Per quanto riguarda la Chiesa nel 2020, abbiamo oggi un Papa che per alcuni versi è diverso dai tanti, ci invita a delle riflessioni sull’accoglienza, sulla tutela dell’ambiente, sull’accettare l’altro per quello che è; sul tema dell’aborto, invece, pare sia rimasto ancora agli “antipodi”, addirittura accostandolo alla guerra.
Papa Francesco il 23 settembre 2020 ha benedetto una campana chiamata “La voce dei non nati” promossa dalla fondazione “Sì alla Vita”. Se si spulcia il sito della fondazione cade l’occhio su un articolo a dir poco sconcertante: visto che siamo alle soglie del 2021 vi è il prof. Francesco d’Agostino che sostiene: “la fattuale legalizzazione planetaria dell’aborto ha sancito (sempre sul piano della storia) la marginalizzazione della figura del padre, cui è precluso ogni intervento in merito alla decisione abortiva della donna con cui ha generato un figlio. La simmetria uomo-donna permane nelle dinamiche generative solo a livello biologico, ma appare a livello sociale radicalmente misconosciuta”.
A leggere tali parole pare di essere tornati nel contesto greco-romano, dove il marito doveva necessariamente (lui) acconsentire all’aborto della donna. Ma mettiamo il caso che una donna fidanzata o sposata viene stuprata, e da quella violenza rimane incinta: quante donne crescerebbero un figlio non suo? Porterebbe avanti una gravidanza non desiderata? E l’uomo? Sarebbe padre di un figlio che non aspettava o non voleva?
Dobbiamo pensare che tutte le lotte fatte e le donne che continuano a morire, non ci hanno insegnato nulla? Dobbiamo ancora capire il fatto che ogni donna ha un cervello e può decidere per sé pur avendo un compagno o un marito?
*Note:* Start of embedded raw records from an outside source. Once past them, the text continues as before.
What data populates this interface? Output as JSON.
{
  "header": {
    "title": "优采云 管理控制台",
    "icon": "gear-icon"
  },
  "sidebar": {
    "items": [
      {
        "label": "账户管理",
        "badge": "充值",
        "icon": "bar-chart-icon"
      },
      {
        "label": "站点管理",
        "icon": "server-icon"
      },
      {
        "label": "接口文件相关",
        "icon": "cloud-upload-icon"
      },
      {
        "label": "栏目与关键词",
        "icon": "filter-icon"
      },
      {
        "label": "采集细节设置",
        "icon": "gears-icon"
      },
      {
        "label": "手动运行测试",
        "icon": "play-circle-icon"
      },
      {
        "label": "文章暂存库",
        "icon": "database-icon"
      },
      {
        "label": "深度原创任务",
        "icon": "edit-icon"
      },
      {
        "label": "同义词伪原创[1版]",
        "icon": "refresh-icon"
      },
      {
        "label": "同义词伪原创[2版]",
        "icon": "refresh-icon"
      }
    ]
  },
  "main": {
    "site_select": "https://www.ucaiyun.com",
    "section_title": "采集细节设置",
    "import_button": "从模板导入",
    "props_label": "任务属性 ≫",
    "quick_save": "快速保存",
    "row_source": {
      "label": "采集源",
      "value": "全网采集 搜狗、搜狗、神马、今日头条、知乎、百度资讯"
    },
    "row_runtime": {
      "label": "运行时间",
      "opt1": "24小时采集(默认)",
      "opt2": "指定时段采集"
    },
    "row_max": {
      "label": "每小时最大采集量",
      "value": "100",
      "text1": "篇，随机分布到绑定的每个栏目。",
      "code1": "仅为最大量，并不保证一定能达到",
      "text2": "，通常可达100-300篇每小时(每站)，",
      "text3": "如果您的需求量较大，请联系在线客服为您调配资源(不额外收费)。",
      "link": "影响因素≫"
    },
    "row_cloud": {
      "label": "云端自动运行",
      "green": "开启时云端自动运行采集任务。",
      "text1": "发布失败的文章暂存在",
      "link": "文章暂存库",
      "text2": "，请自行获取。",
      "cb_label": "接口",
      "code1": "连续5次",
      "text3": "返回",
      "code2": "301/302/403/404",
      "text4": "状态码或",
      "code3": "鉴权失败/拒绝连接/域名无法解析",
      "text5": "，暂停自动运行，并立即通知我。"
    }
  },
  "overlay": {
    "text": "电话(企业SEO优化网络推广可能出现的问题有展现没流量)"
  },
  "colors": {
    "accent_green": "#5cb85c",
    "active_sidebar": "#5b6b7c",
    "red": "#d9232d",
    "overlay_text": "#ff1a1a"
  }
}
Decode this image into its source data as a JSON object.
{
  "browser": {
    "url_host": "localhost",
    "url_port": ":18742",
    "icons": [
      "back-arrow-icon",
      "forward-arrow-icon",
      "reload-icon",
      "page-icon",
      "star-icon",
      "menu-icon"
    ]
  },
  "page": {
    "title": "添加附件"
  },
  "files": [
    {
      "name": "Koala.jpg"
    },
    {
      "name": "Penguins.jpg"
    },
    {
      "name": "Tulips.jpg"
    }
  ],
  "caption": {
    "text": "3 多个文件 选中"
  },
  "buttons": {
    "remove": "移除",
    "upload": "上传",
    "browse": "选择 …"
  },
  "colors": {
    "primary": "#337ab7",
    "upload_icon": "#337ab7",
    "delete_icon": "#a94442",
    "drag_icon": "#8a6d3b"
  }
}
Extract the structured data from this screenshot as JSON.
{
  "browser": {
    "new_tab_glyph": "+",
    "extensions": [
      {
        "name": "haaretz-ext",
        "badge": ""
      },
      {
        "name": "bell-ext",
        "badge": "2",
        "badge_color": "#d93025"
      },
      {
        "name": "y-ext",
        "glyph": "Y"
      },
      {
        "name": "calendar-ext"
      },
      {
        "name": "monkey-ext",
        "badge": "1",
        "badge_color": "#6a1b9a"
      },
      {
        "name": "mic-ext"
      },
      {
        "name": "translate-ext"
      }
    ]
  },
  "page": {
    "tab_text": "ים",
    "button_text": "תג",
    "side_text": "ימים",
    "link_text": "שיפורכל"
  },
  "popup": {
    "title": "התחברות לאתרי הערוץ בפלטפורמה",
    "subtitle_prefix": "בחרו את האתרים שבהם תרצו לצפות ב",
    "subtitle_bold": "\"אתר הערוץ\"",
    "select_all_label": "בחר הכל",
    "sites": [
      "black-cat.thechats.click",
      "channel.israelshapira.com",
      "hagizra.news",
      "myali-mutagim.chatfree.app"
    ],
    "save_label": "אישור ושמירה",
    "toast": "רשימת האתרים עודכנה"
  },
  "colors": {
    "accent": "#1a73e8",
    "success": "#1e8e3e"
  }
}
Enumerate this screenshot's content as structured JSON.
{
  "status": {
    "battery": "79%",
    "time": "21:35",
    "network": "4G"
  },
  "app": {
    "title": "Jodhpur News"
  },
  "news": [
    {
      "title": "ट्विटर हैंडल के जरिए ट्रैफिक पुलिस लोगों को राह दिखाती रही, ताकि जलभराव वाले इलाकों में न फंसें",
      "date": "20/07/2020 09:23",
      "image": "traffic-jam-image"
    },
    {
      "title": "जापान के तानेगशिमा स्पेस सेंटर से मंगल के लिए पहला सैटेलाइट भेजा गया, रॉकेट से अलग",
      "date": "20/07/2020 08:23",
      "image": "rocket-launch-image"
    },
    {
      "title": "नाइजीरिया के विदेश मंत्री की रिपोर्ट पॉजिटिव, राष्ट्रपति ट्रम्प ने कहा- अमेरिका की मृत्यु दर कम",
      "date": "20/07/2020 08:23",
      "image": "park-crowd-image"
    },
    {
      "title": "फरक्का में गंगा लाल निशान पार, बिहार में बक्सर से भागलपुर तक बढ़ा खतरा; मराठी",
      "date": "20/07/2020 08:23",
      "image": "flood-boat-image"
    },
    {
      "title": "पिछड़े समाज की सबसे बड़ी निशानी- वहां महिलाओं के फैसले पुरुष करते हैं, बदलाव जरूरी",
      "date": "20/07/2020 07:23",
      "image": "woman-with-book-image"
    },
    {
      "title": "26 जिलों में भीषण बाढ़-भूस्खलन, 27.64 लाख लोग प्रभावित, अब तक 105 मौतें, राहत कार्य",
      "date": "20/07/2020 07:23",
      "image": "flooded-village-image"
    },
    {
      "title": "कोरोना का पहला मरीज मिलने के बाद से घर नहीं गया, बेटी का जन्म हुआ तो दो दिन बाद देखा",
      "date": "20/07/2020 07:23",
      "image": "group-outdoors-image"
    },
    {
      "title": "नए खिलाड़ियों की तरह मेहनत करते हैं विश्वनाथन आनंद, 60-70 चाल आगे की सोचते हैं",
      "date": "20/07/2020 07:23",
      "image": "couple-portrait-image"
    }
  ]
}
Nessuno vuole essere paragonata/o a colei/colui che “non ha coscienza”, a chi ancora non riesce a capire che ognuno decide del proprio corpo. Nessuno vuole essere complice di un sistema che non tutela le donne, che non le ascolta; che non le dà la possibilità di interrompere una gravidanza senza necessariamente sentirsi vittima o colpevole e senza doversi spostare in cerca di un dottore che non sia obiettore.
Tutte le donne sulla faccia della Terra hanno il diritto di avere un figlio! Esattamente come non averlo!